Since it was Christmas Eve, my friend and I splurged for the porterhouse steak for two. It showed up whole for display purposes, went away, and then returned carved up into thick slices and accompanied by crisp hash browns, creamed spinach and glazed cipollini onions. The meat was nicely seasoned, seared crisp on the outside and cooked to a tender medium-rare on the inside. I would have liked more of the cipollini and the shallot steak sauce, which added good flavor but had to be rationed. More generosity on those fronts would be appreciated. I also think at $96 it is overpriced.

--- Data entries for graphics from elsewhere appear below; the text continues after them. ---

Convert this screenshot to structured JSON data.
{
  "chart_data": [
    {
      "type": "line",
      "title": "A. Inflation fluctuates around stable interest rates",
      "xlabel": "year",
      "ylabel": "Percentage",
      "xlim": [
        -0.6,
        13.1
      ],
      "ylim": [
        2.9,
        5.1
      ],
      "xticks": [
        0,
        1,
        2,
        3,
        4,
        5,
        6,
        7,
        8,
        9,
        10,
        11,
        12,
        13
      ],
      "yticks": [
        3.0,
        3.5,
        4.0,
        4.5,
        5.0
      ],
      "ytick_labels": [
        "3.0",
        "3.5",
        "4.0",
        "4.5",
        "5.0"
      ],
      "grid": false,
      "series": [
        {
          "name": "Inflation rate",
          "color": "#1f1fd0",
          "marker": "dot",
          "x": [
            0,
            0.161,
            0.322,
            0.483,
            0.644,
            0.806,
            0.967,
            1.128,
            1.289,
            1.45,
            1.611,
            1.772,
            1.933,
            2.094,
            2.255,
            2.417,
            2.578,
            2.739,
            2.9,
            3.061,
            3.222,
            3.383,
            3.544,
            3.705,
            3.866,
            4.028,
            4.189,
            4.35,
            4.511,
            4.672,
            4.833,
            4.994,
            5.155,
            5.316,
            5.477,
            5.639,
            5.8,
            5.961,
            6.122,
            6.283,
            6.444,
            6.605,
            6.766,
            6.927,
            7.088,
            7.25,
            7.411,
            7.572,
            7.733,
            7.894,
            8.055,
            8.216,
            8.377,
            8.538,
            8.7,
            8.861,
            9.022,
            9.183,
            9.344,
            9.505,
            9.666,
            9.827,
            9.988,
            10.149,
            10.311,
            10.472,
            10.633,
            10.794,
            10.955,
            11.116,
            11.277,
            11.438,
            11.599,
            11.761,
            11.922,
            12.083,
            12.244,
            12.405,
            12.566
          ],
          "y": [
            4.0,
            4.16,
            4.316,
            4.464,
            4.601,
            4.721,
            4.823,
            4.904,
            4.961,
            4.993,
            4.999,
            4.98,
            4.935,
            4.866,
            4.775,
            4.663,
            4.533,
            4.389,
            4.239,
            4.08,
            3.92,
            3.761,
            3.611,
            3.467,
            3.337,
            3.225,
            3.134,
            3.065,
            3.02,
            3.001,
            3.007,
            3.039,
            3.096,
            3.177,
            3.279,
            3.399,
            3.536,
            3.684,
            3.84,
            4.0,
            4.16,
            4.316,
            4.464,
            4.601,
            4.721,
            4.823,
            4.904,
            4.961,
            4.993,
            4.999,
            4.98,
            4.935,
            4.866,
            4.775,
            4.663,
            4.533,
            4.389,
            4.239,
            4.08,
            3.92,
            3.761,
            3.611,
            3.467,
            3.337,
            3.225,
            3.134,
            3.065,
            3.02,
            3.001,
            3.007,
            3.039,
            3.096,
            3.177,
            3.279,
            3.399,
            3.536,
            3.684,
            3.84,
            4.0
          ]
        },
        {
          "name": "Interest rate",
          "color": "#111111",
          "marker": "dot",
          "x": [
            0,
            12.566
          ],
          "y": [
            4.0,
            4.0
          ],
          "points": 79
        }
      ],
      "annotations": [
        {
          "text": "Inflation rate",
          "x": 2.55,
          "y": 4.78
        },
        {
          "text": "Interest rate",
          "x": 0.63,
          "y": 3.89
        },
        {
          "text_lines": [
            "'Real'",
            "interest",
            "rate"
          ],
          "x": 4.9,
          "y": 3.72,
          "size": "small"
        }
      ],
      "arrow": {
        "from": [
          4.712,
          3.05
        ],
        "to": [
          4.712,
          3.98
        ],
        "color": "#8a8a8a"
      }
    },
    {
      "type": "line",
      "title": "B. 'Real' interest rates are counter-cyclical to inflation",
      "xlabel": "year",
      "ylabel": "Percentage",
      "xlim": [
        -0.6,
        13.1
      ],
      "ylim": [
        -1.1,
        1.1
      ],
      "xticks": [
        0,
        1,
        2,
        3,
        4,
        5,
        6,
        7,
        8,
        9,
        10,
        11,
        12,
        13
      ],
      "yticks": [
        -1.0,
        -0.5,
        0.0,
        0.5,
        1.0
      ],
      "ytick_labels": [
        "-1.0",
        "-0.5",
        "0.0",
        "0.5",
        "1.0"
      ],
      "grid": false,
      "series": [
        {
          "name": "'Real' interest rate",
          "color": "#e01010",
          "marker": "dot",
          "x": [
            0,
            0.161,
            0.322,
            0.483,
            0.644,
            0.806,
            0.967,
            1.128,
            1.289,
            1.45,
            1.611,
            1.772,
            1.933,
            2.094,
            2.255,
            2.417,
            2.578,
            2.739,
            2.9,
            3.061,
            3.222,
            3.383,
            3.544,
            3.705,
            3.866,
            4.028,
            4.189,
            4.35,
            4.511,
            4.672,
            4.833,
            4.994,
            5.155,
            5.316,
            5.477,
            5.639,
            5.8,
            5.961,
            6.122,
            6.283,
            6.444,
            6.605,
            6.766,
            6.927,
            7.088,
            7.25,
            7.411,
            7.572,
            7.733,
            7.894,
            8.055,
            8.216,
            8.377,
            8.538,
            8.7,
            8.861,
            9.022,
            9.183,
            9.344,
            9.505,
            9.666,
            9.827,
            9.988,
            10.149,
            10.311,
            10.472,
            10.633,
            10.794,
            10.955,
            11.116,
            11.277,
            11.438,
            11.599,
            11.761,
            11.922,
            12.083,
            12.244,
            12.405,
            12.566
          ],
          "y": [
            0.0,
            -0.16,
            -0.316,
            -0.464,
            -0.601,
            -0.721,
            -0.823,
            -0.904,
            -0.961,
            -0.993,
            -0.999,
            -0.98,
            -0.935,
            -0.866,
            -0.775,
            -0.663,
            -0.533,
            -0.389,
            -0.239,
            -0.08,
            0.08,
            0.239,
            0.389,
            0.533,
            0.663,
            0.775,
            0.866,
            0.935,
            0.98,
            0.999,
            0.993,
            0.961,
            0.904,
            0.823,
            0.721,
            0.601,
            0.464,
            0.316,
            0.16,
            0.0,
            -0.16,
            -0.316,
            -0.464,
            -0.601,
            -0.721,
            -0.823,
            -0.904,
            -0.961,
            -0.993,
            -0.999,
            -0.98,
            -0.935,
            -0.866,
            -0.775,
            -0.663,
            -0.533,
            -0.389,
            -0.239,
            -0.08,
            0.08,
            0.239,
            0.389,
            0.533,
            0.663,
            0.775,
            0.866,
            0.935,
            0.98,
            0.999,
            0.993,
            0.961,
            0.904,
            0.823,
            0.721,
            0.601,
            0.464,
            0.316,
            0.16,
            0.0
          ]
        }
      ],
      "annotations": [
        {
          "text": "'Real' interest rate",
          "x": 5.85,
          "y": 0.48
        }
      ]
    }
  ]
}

The entree selection also featured tender veal meatballs with a hint of smoke over a bed of polenta. Fettuccini was cut thick and rustic with a simple but intensely flavored tomato sauce and a dollop of ricotta. Both were competent and enjoyable dishes.
The star dessert is a slice of coconut cake the size of your head. It consists of layers of light white cake and coconut pudding with shaved coconut; an excellent treat that could serve 4-6 (we took most of it home). Because we couldn’t resist, we also enjoyed a dark chocolate pudding with a nice deep flavor, not too sweet, and a bowl of peppermint ice cream with crunchy chunks of peppermint in it.
The service was fine, but our waiter was not well versed in the food. My query on the contents of the vegetable fricassee sauce, for example, went unanswered (so when I said before that it had a “buttery tarragon velouté,” I was making an educated guess – do you trust me?). OK, I’m more prone to ask questions than the average customer, but you never know who has a curiosity or a food allergy (or who is a food writer). The staff was a bit harried due to it being Christmas Eve, but I forgive them for that–except for the hour-long wait for a reserved table, which is unforgivable any day of the year.
50 Commerce Street, New York, NY 10014
Recommended Dishes: Seasonal vegetable fricassee ($17); hamachi sashimi ($18); sweet potato tortelloni ($16); veal meatballs ($26); porterhouse for two ($48pp); expensive cocktails ($14).